Whilst out doing some photography I noticed an elderly lady repeatedly attempting and repeatedly failing to raise herself from the bench and approached intending to lend a hand and anticipating someone assisting her. The only physical action performed by the three bystanders involved twisting their necks and watching. By the time I reached her she had finally managed to stand.
This (albeit laterally) got me questioning recent comments made by politicians and the media describing the riots over the past months. Several terms have been banded about including these – attributed to David Cameron – calling rioters ‘irresponsible’, ‘selfish’ and having a ‘twisted moral code’. These behaviours could equally apply to the bystanders in the photograph and to myself (taking a photograph of the lady struggling). The context is different but are the behaviours morally and ethically any worse? A ‘rioter’ was jailed for the opportunistic stealing of a £3.50 worth of water. He did not, from what I have read, damage property. His crime was walking past a supermarket which had its window smashed, he walked in took the water and left, ethically wrong but selfish? There was no malice, just blatant in your face opportunism, an act of creative spontaneity. In his youth Boris Johnson reputedly used a flower pot to deliberately stove-in a restaurant window, both Tony Blair and David Cameron have admitted smoking cannabis (but they did not inhale), George Osborne is photographed next to a brothel mistress and what resembles a line of cocaine (but no impropriety occurred…), Elliot Morley and some MPs are jailed for defrauding the public purse but released ridiculously early. Read into these examples what you will. Are their acts any superior to opportunistic rioters? Does getting away with it (and having the contacts / networks that allow a person to do so) allow one to occupy the moral high ground? Does some ones class / social position / age allow them to circumvent normative ethical behaviours? There was good quote by Tim Farron saying – “The super-rich do not need to go down Ealing High Street nicking TVs to demonstrate contempt for society”.
The people on the benches whilst not committing any crime could appear to be acting irresponsibly, selfishly and with a twisted moral code based on David Cameron’s logic. The lady with crutches appeared very infirm – is it right to just sit and watch an individual (no matter who they are) struggle without intervening?. On the flip side it could be argued the only reason for non-intervention was that the onlookers themselves were elderly and incapable of helping. “Teamwork, discipline, duty, decency…old-fashioned words…part of the solution to this very modern problem of alienated, angry young people.” These words by Cameron invoke the supposed values of times gone by (yet another cliche). With this viewpoint alienated, angry young people could easily be substituted with ‘indifferent onlookers’.

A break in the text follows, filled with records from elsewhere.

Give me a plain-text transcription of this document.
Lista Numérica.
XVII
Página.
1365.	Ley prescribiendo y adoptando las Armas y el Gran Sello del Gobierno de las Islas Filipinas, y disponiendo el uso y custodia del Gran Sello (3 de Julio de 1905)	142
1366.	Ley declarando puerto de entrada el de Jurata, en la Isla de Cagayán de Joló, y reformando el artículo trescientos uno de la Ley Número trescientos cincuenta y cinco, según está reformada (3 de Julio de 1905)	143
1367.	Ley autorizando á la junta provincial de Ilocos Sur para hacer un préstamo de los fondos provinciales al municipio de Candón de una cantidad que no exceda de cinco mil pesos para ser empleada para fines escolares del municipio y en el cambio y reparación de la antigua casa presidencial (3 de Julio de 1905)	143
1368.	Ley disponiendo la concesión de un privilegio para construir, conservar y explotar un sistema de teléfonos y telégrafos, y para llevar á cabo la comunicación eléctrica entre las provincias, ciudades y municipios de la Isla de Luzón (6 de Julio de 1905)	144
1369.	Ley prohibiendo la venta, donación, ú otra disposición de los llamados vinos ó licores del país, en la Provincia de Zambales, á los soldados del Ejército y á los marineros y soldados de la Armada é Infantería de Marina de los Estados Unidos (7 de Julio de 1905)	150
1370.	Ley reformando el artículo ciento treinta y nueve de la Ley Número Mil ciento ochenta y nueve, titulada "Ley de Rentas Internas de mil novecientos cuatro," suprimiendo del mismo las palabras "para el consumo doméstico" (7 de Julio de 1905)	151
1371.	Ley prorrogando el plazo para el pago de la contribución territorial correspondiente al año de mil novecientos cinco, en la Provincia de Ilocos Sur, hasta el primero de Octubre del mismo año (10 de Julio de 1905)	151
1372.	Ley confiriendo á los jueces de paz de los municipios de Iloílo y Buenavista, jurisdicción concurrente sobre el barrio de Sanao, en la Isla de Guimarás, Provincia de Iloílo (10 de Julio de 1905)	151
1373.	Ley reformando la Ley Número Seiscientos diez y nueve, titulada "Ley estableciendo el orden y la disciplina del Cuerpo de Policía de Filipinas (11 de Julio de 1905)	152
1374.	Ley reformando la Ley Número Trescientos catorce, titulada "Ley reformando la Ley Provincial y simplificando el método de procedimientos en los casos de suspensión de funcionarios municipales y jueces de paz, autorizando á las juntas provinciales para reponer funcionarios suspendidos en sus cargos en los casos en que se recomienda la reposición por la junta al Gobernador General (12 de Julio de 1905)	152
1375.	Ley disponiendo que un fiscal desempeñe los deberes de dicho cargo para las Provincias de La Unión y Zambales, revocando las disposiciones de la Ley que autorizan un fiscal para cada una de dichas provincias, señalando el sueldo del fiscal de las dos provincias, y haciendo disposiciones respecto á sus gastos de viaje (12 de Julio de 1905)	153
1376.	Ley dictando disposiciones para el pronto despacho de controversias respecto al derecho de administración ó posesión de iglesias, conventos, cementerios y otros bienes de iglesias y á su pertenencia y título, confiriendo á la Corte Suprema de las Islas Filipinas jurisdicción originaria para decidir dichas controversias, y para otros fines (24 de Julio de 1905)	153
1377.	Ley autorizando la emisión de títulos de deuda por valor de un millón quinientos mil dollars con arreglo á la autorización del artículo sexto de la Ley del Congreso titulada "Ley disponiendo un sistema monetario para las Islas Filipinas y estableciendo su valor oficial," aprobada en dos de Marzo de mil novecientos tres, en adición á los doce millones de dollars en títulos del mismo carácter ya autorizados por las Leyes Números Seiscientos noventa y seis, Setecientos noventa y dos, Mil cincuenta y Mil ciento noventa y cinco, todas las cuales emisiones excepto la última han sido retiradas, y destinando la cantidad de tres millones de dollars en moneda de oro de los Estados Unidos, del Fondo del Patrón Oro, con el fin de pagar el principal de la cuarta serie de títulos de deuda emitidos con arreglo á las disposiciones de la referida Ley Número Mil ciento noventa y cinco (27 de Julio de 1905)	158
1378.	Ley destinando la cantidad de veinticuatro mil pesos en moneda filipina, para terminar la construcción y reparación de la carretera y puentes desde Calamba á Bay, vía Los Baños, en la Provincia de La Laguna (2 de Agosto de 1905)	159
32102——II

Why are these words called old fashioned? Do these values not exist today? Have they ever only existed during a specific period in history? Gangs members for example use teamwork, discipline and have a duty and decency to each other – the very values Cameron espouses. I personally think values today are no different to those any time throughout history, they just evolve and adapt to any given environment, society and community. The Blitz spirit is often invoked by politicians, Britain banding together against a common enemy. What is not spoken of are the people stealing valuables from corpses and looting that took place, not such a cohesive place after all. Less all for one, more some people for themselves. I am not a historian – just another member of the proletariat – so don’t take these views as reasoned analysis, they are purely musings on a damp overcast day. I doubt there has ever been a time when behaviours were substantially better than now. Even those condescendingly described as ‘feral youths’, in the right time, right place might have helped this lady, however these specific bystanders – in this specific time, location and personal circumstances – did not. What does that tell us about society? Not much only that human interactions are highly complex and cannot be easily accounted for using populist slogans.